Background
Transfer of tribunal functions
21.It is intended that the new tribunals will exercise the jurisdictions currently exercised by the tribunals listed in Parts 1 to 4 of Schedule 6, which constitute most of the tribunal jurisdictions administered by central government. The Government’s policy is that in the future, when a new tribunal jurisdiction is required to deal with a right of review or appeal, that right of appeal or review will be to these new tribunals.
22.Some tribunals have been excluded from the new structures because of their specialist nature. Tribunals run by local government have for now been excluded, as their funding and sponsorship arrangements are sufficiently different to merit a separate review.
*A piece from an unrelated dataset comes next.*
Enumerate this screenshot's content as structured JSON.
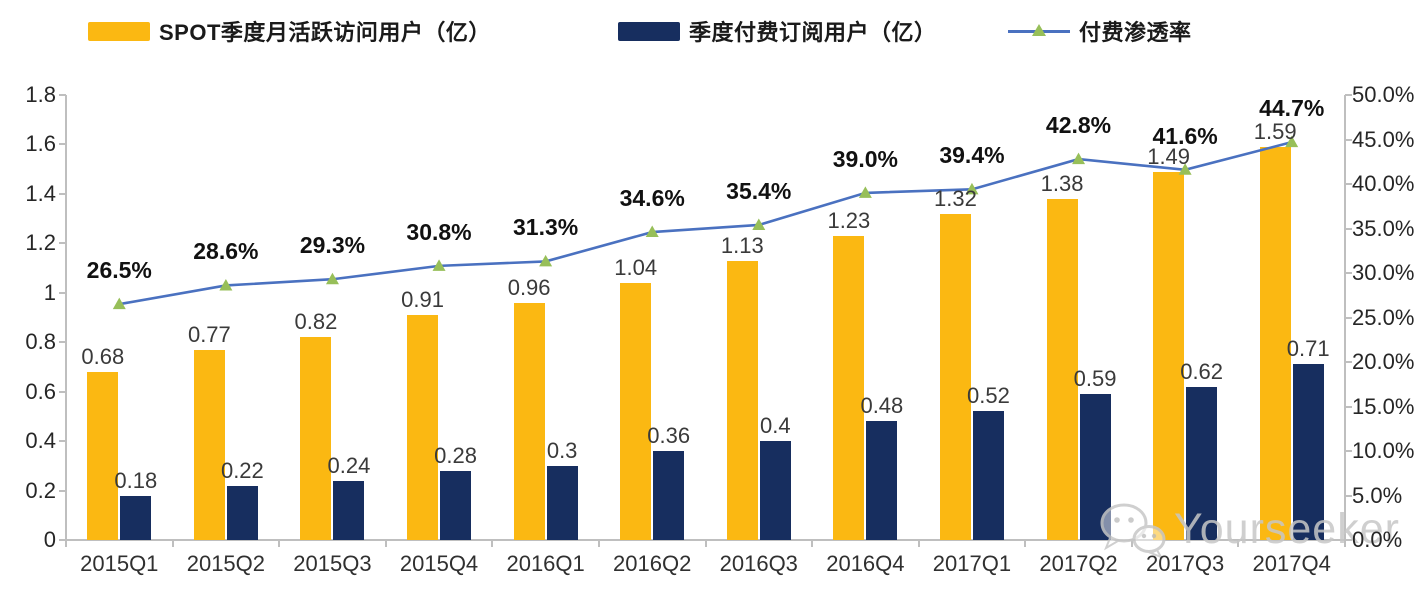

23.There are also tribunals that will share a common administration, and the leadership of the Senior President of Tribunals, but whose jurisdictions will not be transferred to the new tribunals. They are the AIT, the employment tribunals and the Employment Appeal Tribunal. The AIT has a unique single-tier structure (as prescribed by the Nationality, Immigration and Asylum Act 2002, as amended by the Asylum and Immigration (Treatment of Claimants etc) Act 2004) which would not fit into the new structure established by the Act. The employment tribunals and the Employment Appeal Tribunal are excluded because of the nature of the cases that come before them, which involve one party against another, unlike most other tribunals which hear appeals from citizens against decisions of the State.